Multiply high order matrices with numpy

1.2k views Asked by At

I created this toy problem that reflects my much bigger problem:

import numpy as np

ind = np.ones((3,2,4)) # shape=(3L, 2L, 4L)
dist = np.array([[0.1,0.3],[1,2],[0,1]]) # shape=(3L, 2L)

ans = np.array([np.dot(dist[i],ind[i]) for i in xrange(dist.shape[0])]) # shape=(3L, 4L)
print ans

""" prints:
   [[ 0.4  0.4  0.4  0.4]
    [ 3.   3.   3.   3. ]
    [ 1.   1.   1.   1. ]]
"""

I want to do it as fast as possible, so using numpy's functions to calculate ans should be the best approach, since this operation is heavy and my matrices are quite big.

I saw this post, but the shapes are different and I cannot understand which axes I should use for this problem. However, I'm certain that tensordot should have the answer. Any suggestions?

EDIT: I accepted @ajcr's answer, but please read my own answer as well, it may help others...

2

There are 2 answers

0
Alex Riley On BEST ANSWER

You could use np.einsum to do the operation since it allows for very careful control over which axes are multiplied and which are summed:

>>> np.einsum('ijk,ij->ik', ind, dist)
array([[ 0.4,  0.4,  0.4,  0.4],
       [ 3. ,  3. ,  3. ,  3. ],
       [ 1. ,  1. ,  1. ,  1. ]])

The function multiplies the entries in the first axis of ind with the entries in the first axis of dist (subscript 'i'). Ditto for the second axis of each array (subscript 'j'). Instead of returning a 3D array, we tell einsum to sum the values along axis 'j' by omitting it from the output subscripts, thereby returning a 2D array.

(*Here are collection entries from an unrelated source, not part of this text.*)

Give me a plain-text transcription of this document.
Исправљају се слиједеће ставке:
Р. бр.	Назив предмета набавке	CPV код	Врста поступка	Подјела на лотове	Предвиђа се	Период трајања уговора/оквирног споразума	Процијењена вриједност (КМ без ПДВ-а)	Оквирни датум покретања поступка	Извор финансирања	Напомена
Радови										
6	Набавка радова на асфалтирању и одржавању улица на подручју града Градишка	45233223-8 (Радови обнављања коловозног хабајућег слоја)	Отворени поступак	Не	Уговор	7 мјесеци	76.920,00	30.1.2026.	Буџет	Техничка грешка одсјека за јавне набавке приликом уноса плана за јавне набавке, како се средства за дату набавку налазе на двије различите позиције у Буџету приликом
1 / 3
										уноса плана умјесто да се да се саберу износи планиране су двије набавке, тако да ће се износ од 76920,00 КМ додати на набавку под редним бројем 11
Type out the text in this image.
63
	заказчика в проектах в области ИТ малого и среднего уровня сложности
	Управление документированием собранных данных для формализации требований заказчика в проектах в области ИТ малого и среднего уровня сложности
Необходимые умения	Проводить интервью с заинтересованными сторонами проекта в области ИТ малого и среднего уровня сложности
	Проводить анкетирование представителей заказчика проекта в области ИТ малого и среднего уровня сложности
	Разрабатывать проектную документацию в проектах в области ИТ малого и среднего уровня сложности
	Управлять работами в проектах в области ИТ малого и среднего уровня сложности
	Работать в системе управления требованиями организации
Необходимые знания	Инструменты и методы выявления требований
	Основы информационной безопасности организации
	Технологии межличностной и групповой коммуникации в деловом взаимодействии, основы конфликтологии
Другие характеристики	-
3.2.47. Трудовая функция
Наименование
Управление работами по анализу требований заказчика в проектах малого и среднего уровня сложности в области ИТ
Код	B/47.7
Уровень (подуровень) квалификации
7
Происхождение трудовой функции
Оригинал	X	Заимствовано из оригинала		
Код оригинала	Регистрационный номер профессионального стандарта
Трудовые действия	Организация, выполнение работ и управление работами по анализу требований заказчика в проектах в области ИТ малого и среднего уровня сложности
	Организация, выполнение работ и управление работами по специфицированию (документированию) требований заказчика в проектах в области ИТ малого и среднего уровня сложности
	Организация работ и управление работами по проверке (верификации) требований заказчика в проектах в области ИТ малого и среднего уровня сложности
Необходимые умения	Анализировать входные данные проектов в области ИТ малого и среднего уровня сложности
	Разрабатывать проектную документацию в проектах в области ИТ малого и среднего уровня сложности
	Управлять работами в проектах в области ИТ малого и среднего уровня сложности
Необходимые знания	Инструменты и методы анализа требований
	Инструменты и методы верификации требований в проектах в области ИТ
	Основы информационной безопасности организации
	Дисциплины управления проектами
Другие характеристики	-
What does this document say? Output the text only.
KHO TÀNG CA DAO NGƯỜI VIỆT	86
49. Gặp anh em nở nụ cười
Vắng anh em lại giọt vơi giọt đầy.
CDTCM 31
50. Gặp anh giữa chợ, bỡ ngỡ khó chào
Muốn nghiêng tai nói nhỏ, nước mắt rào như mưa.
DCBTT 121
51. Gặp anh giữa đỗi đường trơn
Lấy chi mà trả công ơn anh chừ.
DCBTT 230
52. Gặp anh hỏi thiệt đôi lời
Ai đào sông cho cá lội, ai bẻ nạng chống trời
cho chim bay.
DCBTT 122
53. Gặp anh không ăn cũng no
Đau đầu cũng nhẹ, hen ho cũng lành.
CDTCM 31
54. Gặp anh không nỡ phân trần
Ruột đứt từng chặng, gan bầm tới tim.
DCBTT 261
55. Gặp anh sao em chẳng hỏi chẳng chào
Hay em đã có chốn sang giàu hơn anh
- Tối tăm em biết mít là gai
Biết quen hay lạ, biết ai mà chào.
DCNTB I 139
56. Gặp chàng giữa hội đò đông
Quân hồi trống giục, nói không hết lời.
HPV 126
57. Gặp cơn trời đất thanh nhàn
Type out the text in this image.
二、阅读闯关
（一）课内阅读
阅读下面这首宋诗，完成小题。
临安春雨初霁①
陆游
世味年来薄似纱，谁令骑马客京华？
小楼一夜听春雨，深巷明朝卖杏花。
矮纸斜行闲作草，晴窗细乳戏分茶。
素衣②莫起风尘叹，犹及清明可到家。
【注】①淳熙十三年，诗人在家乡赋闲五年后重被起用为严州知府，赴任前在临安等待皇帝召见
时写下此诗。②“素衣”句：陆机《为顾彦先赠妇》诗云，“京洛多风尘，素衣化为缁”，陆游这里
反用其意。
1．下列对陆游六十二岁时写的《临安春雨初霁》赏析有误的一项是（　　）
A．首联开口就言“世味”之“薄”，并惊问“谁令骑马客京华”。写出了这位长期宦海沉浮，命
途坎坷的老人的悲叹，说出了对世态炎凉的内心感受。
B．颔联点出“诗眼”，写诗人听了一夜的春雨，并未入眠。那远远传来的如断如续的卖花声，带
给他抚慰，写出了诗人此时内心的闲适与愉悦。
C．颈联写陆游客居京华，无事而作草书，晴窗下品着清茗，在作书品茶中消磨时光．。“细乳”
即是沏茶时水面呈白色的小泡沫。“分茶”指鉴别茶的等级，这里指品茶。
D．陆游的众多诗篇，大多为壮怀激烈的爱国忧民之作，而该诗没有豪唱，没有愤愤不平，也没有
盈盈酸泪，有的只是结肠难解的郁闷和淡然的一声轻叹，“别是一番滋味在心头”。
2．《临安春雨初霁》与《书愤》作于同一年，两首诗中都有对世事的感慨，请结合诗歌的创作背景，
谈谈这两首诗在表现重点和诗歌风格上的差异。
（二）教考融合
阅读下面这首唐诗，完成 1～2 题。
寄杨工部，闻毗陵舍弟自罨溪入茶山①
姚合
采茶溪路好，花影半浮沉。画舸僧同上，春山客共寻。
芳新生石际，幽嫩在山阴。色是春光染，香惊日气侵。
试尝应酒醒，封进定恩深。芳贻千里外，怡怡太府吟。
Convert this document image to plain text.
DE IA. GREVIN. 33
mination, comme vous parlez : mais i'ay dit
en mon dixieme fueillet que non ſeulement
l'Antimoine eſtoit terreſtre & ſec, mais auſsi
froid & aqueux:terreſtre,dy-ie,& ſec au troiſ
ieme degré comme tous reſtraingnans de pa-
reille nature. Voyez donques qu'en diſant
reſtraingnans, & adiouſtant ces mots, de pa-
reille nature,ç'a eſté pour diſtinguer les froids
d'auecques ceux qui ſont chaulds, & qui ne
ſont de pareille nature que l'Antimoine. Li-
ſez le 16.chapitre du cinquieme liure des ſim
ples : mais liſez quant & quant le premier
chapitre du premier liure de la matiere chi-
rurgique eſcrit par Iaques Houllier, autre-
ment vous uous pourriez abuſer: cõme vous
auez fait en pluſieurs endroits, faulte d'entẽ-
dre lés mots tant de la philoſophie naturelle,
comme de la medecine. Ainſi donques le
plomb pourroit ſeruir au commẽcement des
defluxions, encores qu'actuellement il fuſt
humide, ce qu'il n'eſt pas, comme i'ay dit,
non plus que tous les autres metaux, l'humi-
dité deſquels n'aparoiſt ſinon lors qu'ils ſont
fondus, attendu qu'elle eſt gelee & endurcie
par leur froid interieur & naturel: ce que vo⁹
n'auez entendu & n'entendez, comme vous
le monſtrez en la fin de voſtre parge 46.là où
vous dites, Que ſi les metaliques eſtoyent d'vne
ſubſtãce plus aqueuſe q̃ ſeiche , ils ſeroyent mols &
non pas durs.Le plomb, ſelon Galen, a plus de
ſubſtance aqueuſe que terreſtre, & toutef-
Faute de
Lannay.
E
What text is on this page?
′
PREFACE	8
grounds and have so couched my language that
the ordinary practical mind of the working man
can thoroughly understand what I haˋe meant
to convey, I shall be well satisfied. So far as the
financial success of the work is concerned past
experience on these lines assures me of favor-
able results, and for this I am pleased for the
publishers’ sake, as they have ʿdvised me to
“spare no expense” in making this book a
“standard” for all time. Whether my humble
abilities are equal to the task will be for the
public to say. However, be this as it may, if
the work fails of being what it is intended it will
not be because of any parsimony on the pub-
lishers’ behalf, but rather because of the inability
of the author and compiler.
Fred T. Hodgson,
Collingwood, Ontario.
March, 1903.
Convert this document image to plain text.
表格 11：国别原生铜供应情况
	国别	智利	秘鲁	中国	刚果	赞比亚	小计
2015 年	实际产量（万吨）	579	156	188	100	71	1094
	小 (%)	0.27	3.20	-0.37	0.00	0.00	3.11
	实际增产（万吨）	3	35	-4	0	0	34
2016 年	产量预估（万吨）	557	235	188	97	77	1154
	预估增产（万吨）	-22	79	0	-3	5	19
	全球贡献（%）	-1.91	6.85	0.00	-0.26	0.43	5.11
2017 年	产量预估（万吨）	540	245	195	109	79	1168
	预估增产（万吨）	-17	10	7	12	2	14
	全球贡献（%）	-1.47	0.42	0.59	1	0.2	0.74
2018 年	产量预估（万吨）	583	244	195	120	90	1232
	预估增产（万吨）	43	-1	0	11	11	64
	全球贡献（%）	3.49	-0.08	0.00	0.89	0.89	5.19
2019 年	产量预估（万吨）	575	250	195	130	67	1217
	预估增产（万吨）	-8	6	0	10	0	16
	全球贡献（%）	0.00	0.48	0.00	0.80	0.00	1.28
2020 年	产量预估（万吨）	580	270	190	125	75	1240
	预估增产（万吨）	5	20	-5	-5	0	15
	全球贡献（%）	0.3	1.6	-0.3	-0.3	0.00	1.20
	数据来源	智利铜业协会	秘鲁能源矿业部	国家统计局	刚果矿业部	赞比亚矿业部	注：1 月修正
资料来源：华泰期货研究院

np.tensordot is more difficult to apply to this problem. It automatically sums the products of axes. However, we want two sets of products but to sum only one of them.

Writing np.tensordot(ind, dist, axes=[1, 1]) (as in the answer you linked to) computes the correct values for you, but returns a 3D array with shape (3, 4, 3). If you can afford the memory cost of a larger array, you could use:

np.tensordot(ind, dist, axes=[1, 1])[0].T

This gives you the correct result, but because tensordot creates a much larger-than-necessary array first, einsum seems to be a better option.

2
AvidLearner On

Following @ajcr's great answer, I wanted to determine which method is the fastest, so I used timeit :

import timeit

setup_code = """
import numpy as np
i,j,k = (300,200,400)
ind = np.ones((i,j,k)) #shape=(3L, 2L, 4L)
dist = np.random.rand(i,j) #shape=(3L, 2L)
"""

basic ="np.array([np.dot(dist[l],ind[l]) for l in xrange(dist.shape[0])])"
einsum = "np.einsum('ijk,ij->ik', ind, dist)"
tensor= "np.tensordot(ind, dist, axes=[1, 1])[0].T"

print "tensor - total time:", min(timeit.repeat(stmt=tensor,setup=setup_code,number=10,repeat=3))
print "basic - total time:", min(timeit.repeat(stmt=basic,setup=setup_code,number=10,repeat=3))
print "einsum - total time:", min(timeit.repeat(stmt=einsum,setup=setup_code,number=10,repeat=3))

The surprising results were:

tensor - total time: 6.59519493952
basic - total time: 0.159871203461
einsum - total time: 0.263569731028

So obviously using tensordot was the wrong way to do it (not to mention memory error in bigger examples, just as @ajcr stated).

Since this example was small, I changed the matrices size to be i,j,k = (3000,200,400), flipped the order just to be sure it has not effect and set up another test with higher numbers of repetitions:

print "einsum - total time:", min(timeit.repeat(stmt=einsum,setup=setup_code,number=50,repeat=3))
print "basic - total time:", min(timeit.repeat(stmt=basic,setup=setup_code,number=50,repeat=3))

The results were consistent with the first run:

einsum - total time: 13.3184077671
basic - total time: 8.44810031351

However, testing another type of size growth - i,j,k = (30000,20,40) led the following results:

einsum - total time: 0.325594117768
basic - total time: 0.926416766397

See the comments for explanations for these results.

The moral is, when looking for the fastest solution for a specific problem, try to generate data that is as similar to the original data as possible, in term of types and shapes. In my case i is much smaller than j,k and so I stayed with the ugly version, which is also the fastest in this case.